Navigating the Turkey Traditions of Married Life
November 17th, 2015
When you get married, there’s a lot of merging to be done. You’re combining two lives and the list of “things which must now co-exist” is lengthy. Everything from pets to shower curtains to CD collections has to find its proper place in the new world order. Some decisions are easy. Others require painful compromise. (Believe me when I tell you I never anticipated having deer antlers hanging in my bedroom).
But the difficulty of combining the physical stuff is nothing compared to the relational acrobatics required to combine family traditions.
A lot of couples struggle to establish a shared vision for Christmas festivities, but my husband and I generally think alike when it comes to decking the halls and rocking around the Christmas tree. Once we realized that we shared a passionate belief in the supremacy of clear white lights over colored, the rest was easy.
Thanksgiving, on the other hand, has always posed somewhat more of a challenge.
Let’s start with the fact that my family was never particularly observant of turkey day when I was growing up. I was an only child with far-flung relatives. The clan gathered for Christmas, but traveling hundreds of miles twice in two months was out of the question, so my folks and I generally flew solo for Thanksgiving.
My mom’s a great cook, but she’s a practical lady and preparing a Thanksgiving feast for a table of three is nobody’s idea of a good time. Couple that with the fact that my family is joyfully manic about Christmas decorations, and we often treated Thanksgiving as a fueling stop en route to Christmas.
I believe that my cavalier attitude toward Thanksgiving may have been the most shocking thing my husband discovered about me after we were married.
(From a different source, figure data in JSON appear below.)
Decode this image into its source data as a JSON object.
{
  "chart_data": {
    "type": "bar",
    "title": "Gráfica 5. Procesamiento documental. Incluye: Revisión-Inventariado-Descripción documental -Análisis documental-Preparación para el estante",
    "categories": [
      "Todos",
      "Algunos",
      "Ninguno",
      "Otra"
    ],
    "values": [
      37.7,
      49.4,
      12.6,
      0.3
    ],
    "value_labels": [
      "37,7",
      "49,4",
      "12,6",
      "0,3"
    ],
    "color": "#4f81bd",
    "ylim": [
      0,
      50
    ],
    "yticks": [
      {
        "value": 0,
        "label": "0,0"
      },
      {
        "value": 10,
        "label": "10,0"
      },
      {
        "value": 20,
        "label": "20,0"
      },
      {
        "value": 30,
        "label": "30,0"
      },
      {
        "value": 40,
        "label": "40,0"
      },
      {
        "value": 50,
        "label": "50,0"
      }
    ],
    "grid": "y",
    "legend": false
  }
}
He grew up in a very devout, turkey-loving home and my offhand treatment of the Feast of Turkeys was a worrisome indicator that he might have gotten more than he bargained for in our union.
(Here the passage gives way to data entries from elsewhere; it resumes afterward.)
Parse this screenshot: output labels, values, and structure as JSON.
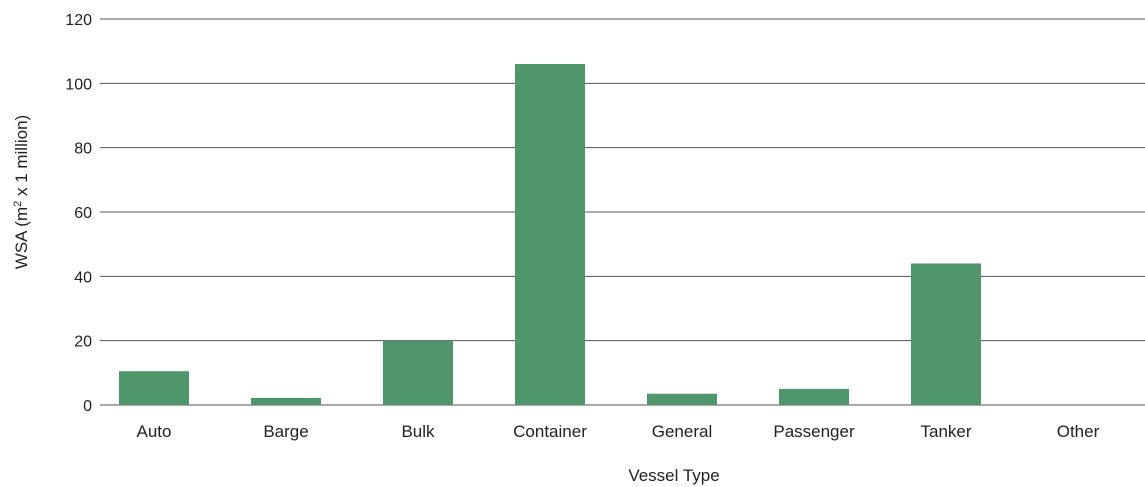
{
  "chart_data": {
    "type": "bar",
    "categories": [
      "Auto",
      "Barge",
      "Bulk",
      "Container",
      "General",
      "Passenger",
      "Tanker",
      "Other"
    ],
    "values": [
      10.5,
      2.2,
      20,
      106,
      3.5,
      5,
      44,
      0
    ],
    "xlabel": "Vessel Type",
    "ylabel": "WSA (m",
    "ylabel_superscript": "2",
    "ylabel_suffix": " x 1 million)",
    "ylim": [
      0,
      120
    ],
    "yticks": [
      0,
      20,
      40,
      60,
      80,
      100,
      120
    ],
    "grid": true,
    "bar_color": "#4f966a"
  }
}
Then there’s the food itself. Our families have, shall we say, divergent views about appropriate culinary inclusions for the Thanksgiving table. My husband’s family cooks solid, traditional foods – and does them well. Turkey with stuffing, mashed potatoes and gravy, green bean casserole, pumpkin pie. If Norman Rockwell showed up for Thanksgiving dinner, he’d feel right at home.
As for my family? Well, when we last gathered to mark the occasion, the side dishes included wild-rice dressing and roasted Brussel sprouts, and this year my mother asked in all seriousness if turkey was a non-negotiable item on a Thanksgiving dinner menu. We often hide tofu in the mashed potatoes and my mom’s favorite cranberry dish involves horseradish and is Pepto-Bismol pink.
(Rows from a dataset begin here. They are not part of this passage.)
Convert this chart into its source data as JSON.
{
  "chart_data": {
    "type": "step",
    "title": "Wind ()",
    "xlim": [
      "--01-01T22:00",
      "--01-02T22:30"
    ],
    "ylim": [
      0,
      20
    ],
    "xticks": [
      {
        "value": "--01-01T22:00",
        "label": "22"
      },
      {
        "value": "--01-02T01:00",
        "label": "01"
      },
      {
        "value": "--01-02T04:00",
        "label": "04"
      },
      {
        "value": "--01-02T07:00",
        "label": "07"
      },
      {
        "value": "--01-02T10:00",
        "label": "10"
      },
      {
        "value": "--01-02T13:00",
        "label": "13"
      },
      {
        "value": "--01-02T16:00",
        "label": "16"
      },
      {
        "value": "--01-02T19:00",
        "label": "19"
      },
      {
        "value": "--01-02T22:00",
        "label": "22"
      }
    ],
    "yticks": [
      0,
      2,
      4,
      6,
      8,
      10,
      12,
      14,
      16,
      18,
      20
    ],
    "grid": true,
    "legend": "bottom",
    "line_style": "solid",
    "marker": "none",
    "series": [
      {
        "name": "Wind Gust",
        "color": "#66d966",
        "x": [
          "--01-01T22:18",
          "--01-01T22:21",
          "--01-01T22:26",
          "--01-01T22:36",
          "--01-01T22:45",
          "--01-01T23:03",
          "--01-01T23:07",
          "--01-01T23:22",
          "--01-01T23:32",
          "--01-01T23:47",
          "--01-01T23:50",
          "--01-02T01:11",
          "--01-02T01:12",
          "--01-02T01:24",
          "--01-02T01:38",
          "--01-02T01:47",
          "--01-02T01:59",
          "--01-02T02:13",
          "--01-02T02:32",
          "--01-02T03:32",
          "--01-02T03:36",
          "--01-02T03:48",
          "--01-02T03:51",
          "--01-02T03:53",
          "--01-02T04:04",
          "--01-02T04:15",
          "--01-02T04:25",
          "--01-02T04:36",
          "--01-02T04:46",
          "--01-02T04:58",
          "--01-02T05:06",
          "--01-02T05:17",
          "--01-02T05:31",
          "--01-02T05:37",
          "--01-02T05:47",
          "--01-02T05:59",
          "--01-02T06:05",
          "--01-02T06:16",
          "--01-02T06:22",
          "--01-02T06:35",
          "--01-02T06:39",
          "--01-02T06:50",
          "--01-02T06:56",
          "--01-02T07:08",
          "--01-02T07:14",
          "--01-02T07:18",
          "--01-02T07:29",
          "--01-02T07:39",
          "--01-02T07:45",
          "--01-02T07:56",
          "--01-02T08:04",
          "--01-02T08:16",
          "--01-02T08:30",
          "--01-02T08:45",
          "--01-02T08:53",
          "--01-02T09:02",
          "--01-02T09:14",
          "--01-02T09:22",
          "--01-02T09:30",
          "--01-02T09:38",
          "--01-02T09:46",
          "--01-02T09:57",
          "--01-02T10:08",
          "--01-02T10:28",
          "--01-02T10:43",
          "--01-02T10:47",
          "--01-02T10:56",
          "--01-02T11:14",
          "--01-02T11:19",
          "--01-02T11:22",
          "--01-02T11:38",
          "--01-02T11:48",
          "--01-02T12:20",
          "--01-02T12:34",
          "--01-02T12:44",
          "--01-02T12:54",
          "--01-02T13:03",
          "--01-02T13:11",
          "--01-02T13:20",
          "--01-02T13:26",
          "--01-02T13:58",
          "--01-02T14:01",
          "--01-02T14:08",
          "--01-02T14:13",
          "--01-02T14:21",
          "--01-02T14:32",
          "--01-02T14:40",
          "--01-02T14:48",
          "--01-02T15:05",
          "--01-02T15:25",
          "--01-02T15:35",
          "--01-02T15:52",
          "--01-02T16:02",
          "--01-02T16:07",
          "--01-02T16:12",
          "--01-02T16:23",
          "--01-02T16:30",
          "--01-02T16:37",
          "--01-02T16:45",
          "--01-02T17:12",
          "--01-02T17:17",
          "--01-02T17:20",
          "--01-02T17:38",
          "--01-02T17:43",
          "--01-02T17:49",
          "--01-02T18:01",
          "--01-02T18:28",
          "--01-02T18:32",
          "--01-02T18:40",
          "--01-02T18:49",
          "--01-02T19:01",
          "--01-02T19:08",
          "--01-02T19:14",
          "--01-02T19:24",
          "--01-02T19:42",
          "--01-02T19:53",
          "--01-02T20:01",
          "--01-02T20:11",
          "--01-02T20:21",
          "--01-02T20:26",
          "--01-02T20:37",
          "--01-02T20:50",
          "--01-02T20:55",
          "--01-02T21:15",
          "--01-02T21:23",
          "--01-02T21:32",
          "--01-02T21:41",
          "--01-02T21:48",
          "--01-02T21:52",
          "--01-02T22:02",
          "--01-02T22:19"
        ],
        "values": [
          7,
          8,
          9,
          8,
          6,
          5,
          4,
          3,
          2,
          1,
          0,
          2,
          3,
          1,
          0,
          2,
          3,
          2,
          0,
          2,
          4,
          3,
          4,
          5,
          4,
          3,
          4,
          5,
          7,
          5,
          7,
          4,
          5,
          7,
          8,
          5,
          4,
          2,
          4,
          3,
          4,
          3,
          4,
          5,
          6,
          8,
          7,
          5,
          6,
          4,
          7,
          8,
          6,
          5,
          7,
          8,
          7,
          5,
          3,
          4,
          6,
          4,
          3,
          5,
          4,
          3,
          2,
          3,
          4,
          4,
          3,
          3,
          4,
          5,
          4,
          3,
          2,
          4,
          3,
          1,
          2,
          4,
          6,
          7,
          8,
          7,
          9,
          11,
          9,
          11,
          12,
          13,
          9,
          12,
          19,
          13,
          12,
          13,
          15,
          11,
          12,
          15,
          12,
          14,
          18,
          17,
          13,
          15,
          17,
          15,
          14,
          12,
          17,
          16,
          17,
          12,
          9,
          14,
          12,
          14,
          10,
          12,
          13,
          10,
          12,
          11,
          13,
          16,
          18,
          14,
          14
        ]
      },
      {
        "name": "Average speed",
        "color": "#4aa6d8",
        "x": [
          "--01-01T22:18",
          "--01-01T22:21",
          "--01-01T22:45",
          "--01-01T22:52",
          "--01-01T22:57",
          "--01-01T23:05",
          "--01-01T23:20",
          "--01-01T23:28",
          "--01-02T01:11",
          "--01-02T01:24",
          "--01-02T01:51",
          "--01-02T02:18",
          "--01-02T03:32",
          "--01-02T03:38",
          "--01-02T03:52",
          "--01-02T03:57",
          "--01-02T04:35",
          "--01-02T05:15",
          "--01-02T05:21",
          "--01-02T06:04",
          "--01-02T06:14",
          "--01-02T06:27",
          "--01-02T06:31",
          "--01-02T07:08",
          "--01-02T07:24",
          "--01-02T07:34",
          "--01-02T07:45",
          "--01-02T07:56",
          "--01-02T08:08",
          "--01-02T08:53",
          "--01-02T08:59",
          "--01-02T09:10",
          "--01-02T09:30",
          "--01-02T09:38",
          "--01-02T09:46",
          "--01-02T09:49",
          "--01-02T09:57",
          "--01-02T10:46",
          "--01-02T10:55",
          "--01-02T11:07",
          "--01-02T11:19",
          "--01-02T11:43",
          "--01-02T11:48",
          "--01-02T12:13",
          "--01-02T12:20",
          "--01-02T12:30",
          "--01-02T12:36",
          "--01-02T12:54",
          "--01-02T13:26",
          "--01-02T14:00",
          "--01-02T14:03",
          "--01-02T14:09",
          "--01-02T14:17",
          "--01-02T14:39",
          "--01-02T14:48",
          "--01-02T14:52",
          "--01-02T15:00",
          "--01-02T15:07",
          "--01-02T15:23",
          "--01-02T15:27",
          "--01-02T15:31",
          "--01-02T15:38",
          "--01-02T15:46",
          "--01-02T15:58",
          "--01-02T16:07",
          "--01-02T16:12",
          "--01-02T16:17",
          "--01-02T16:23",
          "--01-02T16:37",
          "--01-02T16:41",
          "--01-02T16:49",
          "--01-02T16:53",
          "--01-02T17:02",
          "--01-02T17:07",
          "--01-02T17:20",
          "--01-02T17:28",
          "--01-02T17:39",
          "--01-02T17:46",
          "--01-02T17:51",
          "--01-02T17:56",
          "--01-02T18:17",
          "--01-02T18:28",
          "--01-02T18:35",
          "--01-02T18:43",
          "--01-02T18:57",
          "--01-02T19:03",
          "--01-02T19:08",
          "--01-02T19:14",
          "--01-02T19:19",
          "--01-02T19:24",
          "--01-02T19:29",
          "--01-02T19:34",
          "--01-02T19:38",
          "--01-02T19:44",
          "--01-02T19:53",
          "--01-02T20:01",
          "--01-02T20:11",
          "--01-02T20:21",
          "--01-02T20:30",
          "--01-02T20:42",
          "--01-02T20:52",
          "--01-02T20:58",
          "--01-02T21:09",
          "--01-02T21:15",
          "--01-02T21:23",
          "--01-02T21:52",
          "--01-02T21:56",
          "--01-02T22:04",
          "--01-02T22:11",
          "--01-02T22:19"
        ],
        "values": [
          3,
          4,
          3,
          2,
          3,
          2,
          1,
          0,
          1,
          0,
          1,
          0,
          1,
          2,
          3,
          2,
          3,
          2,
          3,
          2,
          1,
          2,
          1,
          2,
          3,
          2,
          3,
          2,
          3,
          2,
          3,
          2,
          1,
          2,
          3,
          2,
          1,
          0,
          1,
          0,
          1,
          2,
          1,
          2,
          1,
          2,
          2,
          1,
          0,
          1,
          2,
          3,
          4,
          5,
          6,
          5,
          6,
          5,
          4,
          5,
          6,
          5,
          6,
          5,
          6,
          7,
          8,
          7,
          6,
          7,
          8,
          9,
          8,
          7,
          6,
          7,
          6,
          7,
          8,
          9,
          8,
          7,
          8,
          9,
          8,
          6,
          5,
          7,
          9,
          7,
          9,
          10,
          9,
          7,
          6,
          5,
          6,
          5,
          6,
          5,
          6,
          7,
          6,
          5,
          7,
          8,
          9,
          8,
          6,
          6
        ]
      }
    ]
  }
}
Oh, and I hate pumpkin pie. (A fact that I will admit is deeply ironic considering my column a few weeks ago waxing poetic on the wonders of pumpkin pie spice. What can I say? The squishy texture of pumpkin pie freaks me out.)
But families are about compromise and so we muddle our way through the treacherous Thanksgiving terrain each year. I have made my peace with leaving the Christmas decorations in their boxes until the first Sunday of Advent (though I occasionally sneak a few holiday CDs into the rotation early), and I dutifully serve pumpkin pie every year (alongside a nice chocolate French silk). I think my kids are growing up influenced by the best of both worlds; they have an appreciation for tradition coupled with a taste for adventure.